994. Rotting Oranges
1. Description
You are given an m x n grid where each cell can have one of three values:
- 0 representing an empty cell,
- 1 representing a fresh orange, or
- 2 representing a rotten orange.
Every minute, any fresh orange that is 4-directionally adjacent to a rotten orange becomes rotten.
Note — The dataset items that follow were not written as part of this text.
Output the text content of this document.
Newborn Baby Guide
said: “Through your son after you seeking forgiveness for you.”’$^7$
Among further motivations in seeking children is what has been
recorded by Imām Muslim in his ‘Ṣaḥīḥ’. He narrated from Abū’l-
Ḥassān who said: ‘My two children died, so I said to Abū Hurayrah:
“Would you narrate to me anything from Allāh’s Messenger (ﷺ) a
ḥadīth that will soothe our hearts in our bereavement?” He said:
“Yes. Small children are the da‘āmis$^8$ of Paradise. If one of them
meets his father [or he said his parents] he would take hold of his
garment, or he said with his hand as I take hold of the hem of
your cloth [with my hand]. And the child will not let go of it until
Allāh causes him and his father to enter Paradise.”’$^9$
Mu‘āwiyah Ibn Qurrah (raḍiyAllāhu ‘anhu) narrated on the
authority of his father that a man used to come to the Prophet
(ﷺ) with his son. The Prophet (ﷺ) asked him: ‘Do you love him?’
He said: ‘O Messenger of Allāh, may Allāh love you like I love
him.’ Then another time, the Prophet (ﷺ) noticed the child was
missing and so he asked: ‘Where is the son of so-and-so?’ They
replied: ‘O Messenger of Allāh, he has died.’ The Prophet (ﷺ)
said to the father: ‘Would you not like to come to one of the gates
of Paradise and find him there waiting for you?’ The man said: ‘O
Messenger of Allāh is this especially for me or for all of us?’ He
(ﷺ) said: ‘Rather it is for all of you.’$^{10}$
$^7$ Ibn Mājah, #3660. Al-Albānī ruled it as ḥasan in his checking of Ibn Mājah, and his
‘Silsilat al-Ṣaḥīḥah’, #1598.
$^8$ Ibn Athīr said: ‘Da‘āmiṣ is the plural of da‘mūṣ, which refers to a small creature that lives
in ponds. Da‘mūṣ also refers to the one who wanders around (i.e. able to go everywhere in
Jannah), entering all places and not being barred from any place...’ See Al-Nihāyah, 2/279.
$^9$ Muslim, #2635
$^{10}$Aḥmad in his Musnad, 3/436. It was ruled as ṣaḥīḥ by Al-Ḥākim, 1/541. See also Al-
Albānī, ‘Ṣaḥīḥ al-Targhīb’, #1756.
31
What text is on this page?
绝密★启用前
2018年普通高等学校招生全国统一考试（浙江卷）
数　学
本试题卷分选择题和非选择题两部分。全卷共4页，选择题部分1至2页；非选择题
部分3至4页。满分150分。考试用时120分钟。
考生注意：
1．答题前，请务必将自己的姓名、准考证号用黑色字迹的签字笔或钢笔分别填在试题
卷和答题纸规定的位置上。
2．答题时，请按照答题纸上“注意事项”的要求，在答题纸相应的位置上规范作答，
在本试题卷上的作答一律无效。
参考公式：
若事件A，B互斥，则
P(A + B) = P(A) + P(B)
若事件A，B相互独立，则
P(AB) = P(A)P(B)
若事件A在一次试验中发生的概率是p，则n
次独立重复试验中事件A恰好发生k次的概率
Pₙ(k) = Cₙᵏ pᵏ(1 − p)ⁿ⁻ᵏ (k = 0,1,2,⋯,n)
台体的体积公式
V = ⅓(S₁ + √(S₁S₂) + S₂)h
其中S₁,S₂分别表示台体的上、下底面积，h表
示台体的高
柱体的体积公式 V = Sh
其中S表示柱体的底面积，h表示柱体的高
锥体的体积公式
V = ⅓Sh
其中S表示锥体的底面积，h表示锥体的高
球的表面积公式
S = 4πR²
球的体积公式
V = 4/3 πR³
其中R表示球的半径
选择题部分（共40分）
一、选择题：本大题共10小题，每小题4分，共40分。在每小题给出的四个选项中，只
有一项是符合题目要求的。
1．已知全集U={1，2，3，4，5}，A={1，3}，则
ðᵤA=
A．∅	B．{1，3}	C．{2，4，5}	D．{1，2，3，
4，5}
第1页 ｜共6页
Return the minimum number of minutes that must elapse until no cell has a fresh orange. If this is impossible, return -1.
2. Example
Example 1:
Input: grid = [[2,1,1],[1,1,0],[0,1,1]]
Output: 4
Example 2:
Input: grid = [[2,1,1],[0,1,1],[1,0,1]]
Output: -1
Explanation: The orange in the bottom left corner (row 2, column 0) is never rotten, because rotting only happens 4-directionally.
Example 3:
Input: grid = [[0,2]]
Output: 0
Explanation: Since there are already no fresh oranges at minute 0, the answer is just 0.
3. Constraints
- m == grid.length
- n == grid[i].length
- 1 <= m, n <= 10
- grid[i][j] is 0, 1, or 2.
4. Solutions
Breadth-First Search
n is the number of elements in root
Time complexity: O(n)
Space complexity: O(n)
class Solution {
public:
int orangesRotting(vector<vector<int>> grid) {
queue<pair<int, int>> rot_orange;
queue<pair<int, int>> orange_to_rot;
int fresh_orange = 0;
for (int i = 0; i < grid.size(); ++i) {
for (int j = 0; j < grid[i].size(); ++j) {
if (grid[i][j] == 1) {
++fresh_orange;
} else if (grid[i][j] == 2) {
rot_orange.push({i, j});
}
}
}
if (fresh_orange == 0) {
return 0;
}
if (rot_orange.empty()) {
return -1;
}
int minute = 0;
while (!rot_orange.empty()) {
while (!rot_orange.empty()) {
auto position = rot_orange.front();
rot_orange.pop();
traverse_({position.first + 1, position.second}, grid, orange_to_rot, fresh_orange);
traverse_({position.first - 1, position.second}, grid, orange_to_rot, fresh_orange);
traverse_({position.first, position.second + 1}, grid, orange_to_rot, fresh_orange);
traverse_({position.first, position.second - 1}, grid, orange_to_rot, fresh_orange);
}
++minute;
rot_orange = move(orange_to_rot);
}
return fresh_orange == 0 ? minute - 1 : -1;
}
private:
void traverse_(
pair<int, int> position,
vector<vector<int>> &grid,
queue<pair<int, int>> &orange_to_rot,
int &fresh_orange) {
if (0 <= position.first && position.first < grid.size() && 0 <= position.second &&
position.second < grid[0].size()) {
if (grid[position.first][position.second] == 1) {
grid[position.first][position.second] = 2;
--fresh_orange;
orange_to_rot.push({position.first, position.second});
}
}
}
};